Çalışmak isteyip de çalışamayan kişinin işsizlikte geçen zamanı, bir daha yakalanamaz. Ancak, ülke işsizine ekonomik kaynak aktarmak zorunda. Bu iki etken birlikte oluştuğu için, işsizlik ülkenin en önemli ekonomik sorunu olarak karşımıza çıkıyor.

İşsizliği önlemenin tek bir yolu var. İlave iş yeri açmak. İlave iş yeri açmadan, insanları istihdam etmek mümkün değildir. Politik yaklaşımla devlet kurumlarında, nepotizm yoluyla aile şirketlerinde iş bulanlar, gizli işsiz sayılır. Gizli işsizler ve veriminden daha çok ücret alanların tamamı ekonomiye yük getiriyor.

İlave iş yeri açabilmek için sermaye lazım. Sermaye olmadan, ilave iş yeri açmak mümkün değildir. Bu nedenle, işsizliği çözmek isteyen siyasi otoriteler önce sermaye bulmalıdır.
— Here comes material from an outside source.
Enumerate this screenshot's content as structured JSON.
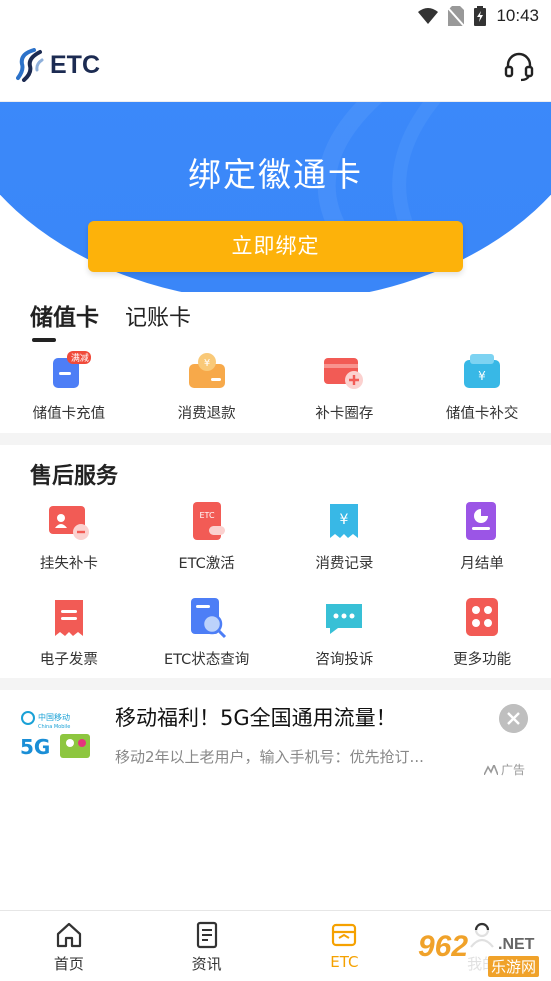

Sermayenin kaynağı bellidir. İnsanlar, gelirinden tasarruf eder. Tasarruflar finans kapitali oluşturur. Finans kapital, yatırıma gider ve sanayi kapital oluşur. Oluşan her yeni sanayi kapital, ilave iş yeri yaratarak işsize iş verir.

Sorun dönüp dolaşıp TASSARRUFA geliyor. Ülke bir bütün olarak tasarruf etmedikçe, sermaye birikiminde önemli bir yol alamaz. İsraf olan yerde, tasarruf olmaz. İsrafın devlet ya da özel kesim tarafından yapılması sonucu değiştirmez. Ülkemizde, sorun sadece işsizlik değil, tasarruf ve sermaye birikimine engel olan israftır.
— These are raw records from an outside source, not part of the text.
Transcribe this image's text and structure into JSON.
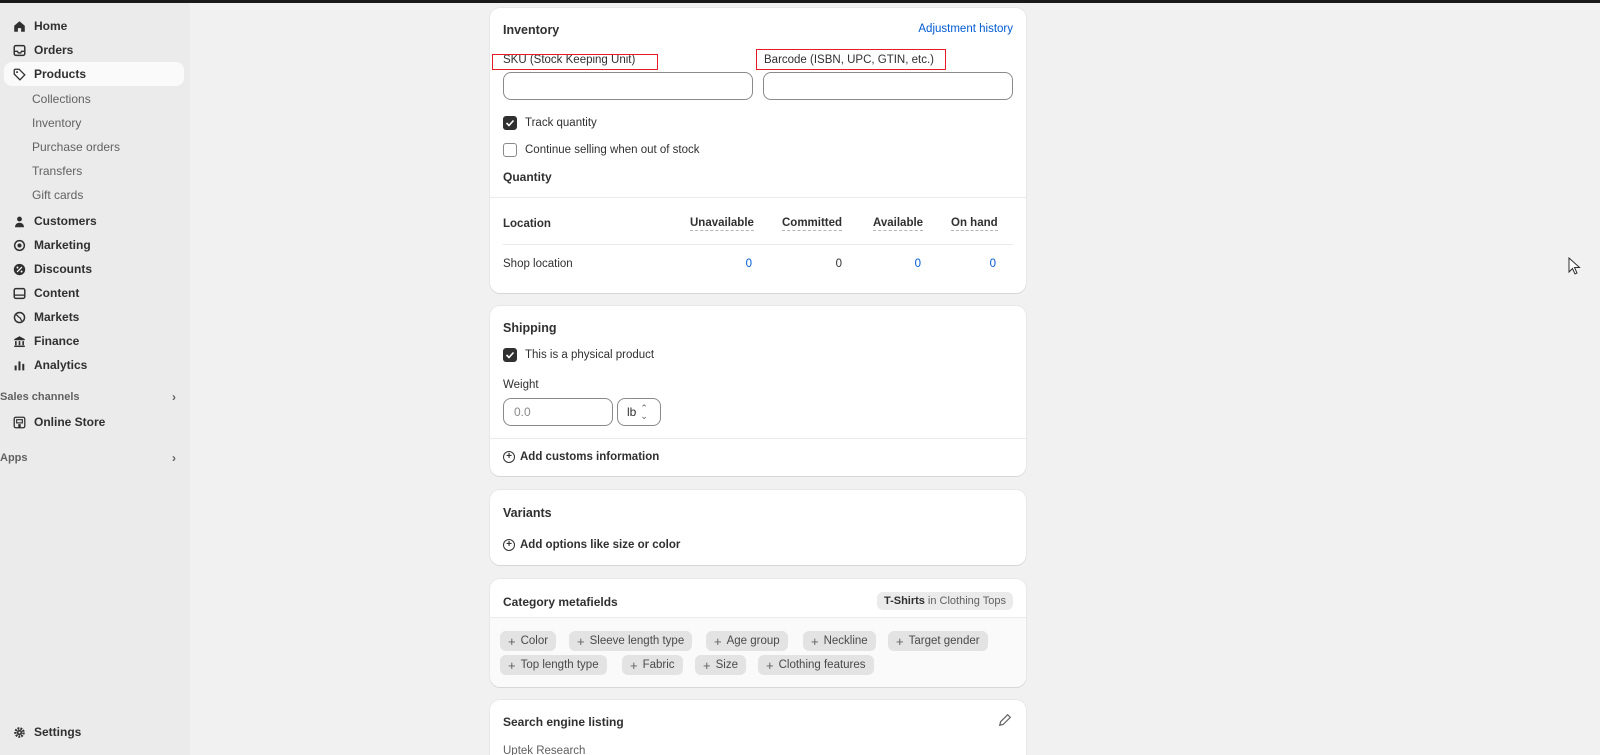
{
  "sidebar": {
    "nav": [
      {
        "label": "Home",
        "icon": "home-icon"
      },
      {
        "label": "Orders",
        "icon": "inbox-icon"
      },
      {
        "label": "Products",
        "icon": "tag-icon",
        "active": true
      }
    ],
    "products_sub": [
      "Collections",
      "Inventory",
      "Purchase orders",
      "Transfers",
      "Gift cards"
    ],
    "nav2": [
      {
        "label": "Customers",
        "icon": "person-icon"
      },
      {
        "label": "Marketing",
        "icon": "target-icon"
      },
      {
        "label": "Discounts",
        "icon": "discount-icon"
      },
      {
        "label": "Content",
        "icon": "image-icon"
      },
      {
        "label": "Markets",
        "icon": "globe-icon"
      },
      {
        "label": "Finance",
        "icon": "bank-icon"
      },
      {
        "label": "Analytics",
        "icon": "bar-chart-icon"
      }
    ],
    "sales_channels": "Sales channels",
    "online_store": "Online Store",
    "apps": "Apps",
    "settings": "Settings"
  },
  "inventory": {
    "title": "Inventory",
    "adjustment_link": "Adjustment history",
    "sku_label": "SKU (Stock Keeping Unit)",
    "sku_value": "",
    "barcode_label": "Barcode (ISBN, UPC, GTIN, etc.)",
    "barcode_value": "",
    "track_quantity": {
      "label": "Track quantity",
      "checked": true
    },
    "continue_selling": {
      "label": "Continue selling when out of stock",
      "checked": false
    },
    "quantity_title": "Quantity",
    "columns": [
      "Location",
      "Unavailable",
      "Committed",
      "Available",
      "On hand"
    ],
    "rows": [
      {
        "location": "Shop location",
        "unavailable": "0",
        "committed": "0",
        "available": "0",
        "on_hand": "0"
      }
    ]
  },
  "shipping": {
    "title": "Shipping",
    "physical": {
      "label": "This is a physical product",
      "checked": true
    },
    "weight_label": "Weight",
    "weight_placeholder": "0.0",
    "unit": "lb",
    "customs": "Add customs information"
  },
  "variants": {
    "title": "Variants",
    "add_options": "Add options like size or color"
  },
  "category_metafields": {
    "title": "Category metafields",
    "badge_bold": "T-Shirts",
    "badge_rest": "in Clothing Tops",
    "chips": [
      "Color",
      "Sleeve length type",
      "Age group",
      "Neckline",
      "Target gender",
      "Top length type",
      "Fabric",
      "Size",
      "Clothing features"
    ]
  },
  "seo": {
    "title": "Search engine listing",
    "store_name": "Uptek Research"
  },
  "colors": {
    "accent": "#005bd3",
    "highlight": "#e51c23"
  }
}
İsrafçı toplumlar, ürettiğinden daha çok tüketirler. Ürettiğinden fazla tüketen toplumlar, cari açık verir. Cari açık, kurların artmasına neden olur. Artan kurlar, fiyatları artırır. Artan fiyatlar toplumu zorunlu tasarrufa mecbur eder.

Yapılacak iş bellidir. Tasarrufu artırmak. İsrafı azaltmak. Sermaye birikimini hızlandırmak.

Bu kurala uyulmadığı taktirde, Türkiye en önemli sorunu olan işsizliği çözemez. Herkese görev düşüyor.